On its own, that has the potential to be good – though as the amazingly-named but woefully awful zombies-on-a-plane flick, Flight of the Living Dead showed, it’s all in the execution. However, just as that idea seems to run out of steam (hey, railway puns – we got ’em!), the train is stopped short of its intended destination. Unfortunately, the station into which it pulls is not the desired safe-haven, resulting in the WWZ section, with waterfalls of zombies falling onto the platforms from the concourse. It also breathes new life into the film, as our hero and his daughter, along with a dwindling band of genre stereotypes, attempt to get out of the city before becoming dinner.

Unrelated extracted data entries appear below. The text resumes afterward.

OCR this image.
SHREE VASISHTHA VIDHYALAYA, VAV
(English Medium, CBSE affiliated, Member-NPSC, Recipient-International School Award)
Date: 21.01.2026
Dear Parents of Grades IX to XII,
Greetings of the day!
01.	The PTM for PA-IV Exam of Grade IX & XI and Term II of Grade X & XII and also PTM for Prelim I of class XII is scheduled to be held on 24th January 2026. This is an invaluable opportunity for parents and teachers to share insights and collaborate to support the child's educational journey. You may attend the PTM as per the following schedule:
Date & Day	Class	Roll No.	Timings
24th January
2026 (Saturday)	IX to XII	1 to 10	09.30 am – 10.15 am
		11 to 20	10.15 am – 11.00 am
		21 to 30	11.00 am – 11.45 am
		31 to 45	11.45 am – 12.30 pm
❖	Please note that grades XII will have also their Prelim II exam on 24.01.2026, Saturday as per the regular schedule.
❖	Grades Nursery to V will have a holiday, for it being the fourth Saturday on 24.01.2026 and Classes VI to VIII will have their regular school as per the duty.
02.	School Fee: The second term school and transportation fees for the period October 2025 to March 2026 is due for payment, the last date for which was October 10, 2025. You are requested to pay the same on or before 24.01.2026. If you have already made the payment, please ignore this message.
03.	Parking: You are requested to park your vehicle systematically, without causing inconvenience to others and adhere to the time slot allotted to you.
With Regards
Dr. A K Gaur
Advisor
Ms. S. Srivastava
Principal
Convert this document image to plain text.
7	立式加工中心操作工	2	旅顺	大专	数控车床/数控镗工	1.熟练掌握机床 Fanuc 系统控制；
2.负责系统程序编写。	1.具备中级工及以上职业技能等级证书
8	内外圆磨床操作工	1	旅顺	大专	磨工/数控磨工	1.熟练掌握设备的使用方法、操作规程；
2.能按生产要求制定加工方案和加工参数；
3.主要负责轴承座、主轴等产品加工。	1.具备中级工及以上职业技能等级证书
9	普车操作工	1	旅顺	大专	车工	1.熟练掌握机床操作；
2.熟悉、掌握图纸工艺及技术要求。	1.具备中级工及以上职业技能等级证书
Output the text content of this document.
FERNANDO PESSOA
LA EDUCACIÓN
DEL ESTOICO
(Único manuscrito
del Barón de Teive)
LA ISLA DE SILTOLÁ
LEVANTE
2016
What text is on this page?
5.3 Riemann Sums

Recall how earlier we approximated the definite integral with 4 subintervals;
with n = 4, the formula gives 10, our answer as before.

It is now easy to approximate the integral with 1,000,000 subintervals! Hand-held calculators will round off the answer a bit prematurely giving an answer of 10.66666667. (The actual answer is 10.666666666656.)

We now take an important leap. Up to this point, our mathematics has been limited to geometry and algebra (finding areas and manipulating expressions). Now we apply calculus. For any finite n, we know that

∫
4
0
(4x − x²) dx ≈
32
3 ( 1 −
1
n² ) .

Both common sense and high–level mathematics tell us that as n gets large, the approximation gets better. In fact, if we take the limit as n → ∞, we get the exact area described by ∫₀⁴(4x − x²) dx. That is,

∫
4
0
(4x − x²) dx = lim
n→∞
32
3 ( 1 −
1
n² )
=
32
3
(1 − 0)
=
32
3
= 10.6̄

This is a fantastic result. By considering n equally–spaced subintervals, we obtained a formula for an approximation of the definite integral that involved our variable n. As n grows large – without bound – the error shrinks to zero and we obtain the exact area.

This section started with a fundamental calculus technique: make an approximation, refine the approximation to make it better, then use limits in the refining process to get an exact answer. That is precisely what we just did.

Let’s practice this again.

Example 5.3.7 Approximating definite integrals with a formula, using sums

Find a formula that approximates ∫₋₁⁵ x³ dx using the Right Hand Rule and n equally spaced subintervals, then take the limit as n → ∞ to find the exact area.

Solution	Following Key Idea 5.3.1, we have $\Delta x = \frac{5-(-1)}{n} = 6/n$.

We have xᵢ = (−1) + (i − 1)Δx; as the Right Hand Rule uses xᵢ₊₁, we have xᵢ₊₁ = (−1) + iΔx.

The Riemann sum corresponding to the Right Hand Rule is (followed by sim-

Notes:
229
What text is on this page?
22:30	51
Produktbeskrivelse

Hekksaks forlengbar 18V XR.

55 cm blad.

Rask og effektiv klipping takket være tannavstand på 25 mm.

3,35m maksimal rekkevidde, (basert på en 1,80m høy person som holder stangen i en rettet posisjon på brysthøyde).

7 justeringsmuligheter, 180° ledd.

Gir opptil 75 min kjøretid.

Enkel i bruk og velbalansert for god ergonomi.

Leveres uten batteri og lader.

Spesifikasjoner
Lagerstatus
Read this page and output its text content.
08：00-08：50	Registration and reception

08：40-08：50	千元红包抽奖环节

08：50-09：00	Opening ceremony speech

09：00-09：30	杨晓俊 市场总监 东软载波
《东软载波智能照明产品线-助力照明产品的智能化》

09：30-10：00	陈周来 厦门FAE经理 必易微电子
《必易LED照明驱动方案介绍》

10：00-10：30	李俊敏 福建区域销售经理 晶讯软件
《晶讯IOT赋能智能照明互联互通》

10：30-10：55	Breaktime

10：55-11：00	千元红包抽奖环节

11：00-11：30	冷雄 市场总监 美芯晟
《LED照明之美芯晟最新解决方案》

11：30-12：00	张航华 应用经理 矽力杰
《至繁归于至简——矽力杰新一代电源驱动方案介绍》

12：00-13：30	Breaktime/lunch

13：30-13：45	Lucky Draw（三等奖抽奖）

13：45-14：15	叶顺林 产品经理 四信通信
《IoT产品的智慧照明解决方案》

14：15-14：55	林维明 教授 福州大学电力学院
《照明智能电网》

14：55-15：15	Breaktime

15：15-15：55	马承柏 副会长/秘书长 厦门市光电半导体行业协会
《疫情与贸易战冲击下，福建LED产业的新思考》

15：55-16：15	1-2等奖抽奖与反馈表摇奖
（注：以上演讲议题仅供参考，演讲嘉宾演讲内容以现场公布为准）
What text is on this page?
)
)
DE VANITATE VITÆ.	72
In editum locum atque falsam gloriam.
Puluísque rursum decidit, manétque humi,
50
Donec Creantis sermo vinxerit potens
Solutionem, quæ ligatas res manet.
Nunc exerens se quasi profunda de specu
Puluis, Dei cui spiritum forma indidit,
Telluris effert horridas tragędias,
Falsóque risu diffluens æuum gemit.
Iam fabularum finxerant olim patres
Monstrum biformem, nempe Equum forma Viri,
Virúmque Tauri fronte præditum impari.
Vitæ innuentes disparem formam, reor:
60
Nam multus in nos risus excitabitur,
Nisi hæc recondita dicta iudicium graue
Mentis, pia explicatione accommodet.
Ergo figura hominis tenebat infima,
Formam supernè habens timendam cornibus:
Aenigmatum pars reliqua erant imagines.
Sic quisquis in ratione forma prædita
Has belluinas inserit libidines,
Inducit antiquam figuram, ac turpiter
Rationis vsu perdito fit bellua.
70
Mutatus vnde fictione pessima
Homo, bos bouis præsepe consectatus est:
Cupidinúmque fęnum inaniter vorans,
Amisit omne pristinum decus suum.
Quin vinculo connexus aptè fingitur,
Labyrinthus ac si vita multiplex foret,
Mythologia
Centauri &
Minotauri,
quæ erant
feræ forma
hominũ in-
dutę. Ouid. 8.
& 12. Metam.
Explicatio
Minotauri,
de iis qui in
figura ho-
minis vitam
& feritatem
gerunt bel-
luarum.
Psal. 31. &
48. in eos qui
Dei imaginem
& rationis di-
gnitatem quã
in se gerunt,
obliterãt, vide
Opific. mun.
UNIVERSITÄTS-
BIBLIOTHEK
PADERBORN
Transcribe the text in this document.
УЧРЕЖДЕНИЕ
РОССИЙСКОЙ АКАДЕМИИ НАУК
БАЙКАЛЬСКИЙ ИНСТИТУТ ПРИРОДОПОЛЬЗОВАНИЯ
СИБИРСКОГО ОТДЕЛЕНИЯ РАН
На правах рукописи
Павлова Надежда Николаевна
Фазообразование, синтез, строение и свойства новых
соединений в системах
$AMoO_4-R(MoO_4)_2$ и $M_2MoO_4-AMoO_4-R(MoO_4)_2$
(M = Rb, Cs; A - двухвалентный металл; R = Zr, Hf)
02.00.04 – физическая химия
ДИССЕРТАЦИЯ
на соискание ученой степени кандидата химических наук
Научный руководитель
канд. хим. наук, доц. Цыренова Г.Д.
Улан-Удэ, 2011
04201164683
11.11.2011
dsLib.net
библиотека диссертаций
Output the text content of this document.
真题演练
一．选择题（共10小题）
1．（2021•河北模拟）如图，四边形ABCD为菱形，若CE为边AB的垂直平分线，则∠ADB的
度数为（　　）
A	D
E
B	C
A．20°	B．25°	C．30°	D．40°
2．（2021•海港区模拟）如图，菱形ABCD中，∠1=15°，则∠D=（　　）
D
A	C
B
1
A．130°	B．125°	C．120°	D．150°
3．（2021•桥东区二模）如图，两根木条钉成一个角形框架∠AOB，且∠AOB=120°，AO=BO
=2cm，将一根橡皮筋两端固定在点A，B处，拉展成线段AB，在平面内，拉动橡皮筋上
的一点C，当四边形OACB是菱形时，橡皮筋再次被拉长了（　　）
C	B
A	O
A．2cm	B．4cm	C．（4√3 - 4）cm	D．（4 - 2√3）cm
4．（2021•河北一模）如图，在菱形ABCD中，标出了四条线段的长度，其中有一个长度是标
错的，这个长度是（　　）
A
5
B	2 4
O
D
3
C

It’s the kind of film which you probably could pick apart without much effort. For instance, some of the digital effects are distinctly ropey, and the story-line will be familiar to anyone with even a passing knowledge of the genre. Yet, it’s still greatly entertaining, mostly thanks to Yeon’s imaginative eye for carnage, on both the small- and large-scale. The enthusiasm and inventiveness present goes a long way to overcoming the limitations in the script, although I imagine some of the apparent social commentary will fly over the heads of a foreign audience. The pace, too, is quick: the film gets out of the blocks fast, with the supremely creepy resurrection of a zombie deer, and proceedings continue to gallop, rather than shamble, toward the camera at a brisk rate thereafter.

This has some interesting twists on zombie lore, such as their inability to figure out doors, or the visual cues they require. If the undead can see you, they are immediately driven into frenzied attack-mode, but if they can’t, they calm down, which put me in mind of Shaun’s mom’s line from Shaun of the Dead: “We shut the curtains.” Naturally, this only offers a brief respite, and it’s soon back to the mayhem, with the creatures here contorting and spasming their bodies in near-epileptic fashion, acting as a force multiplier to their overall creepiness. Like the monsters themselves, just when the genre seems to have gone to meet its maker (we’re debating even giving up on The Walking Dead), something like this comes along, bringing it back from the grave once more. There’s life after death yet, it appears.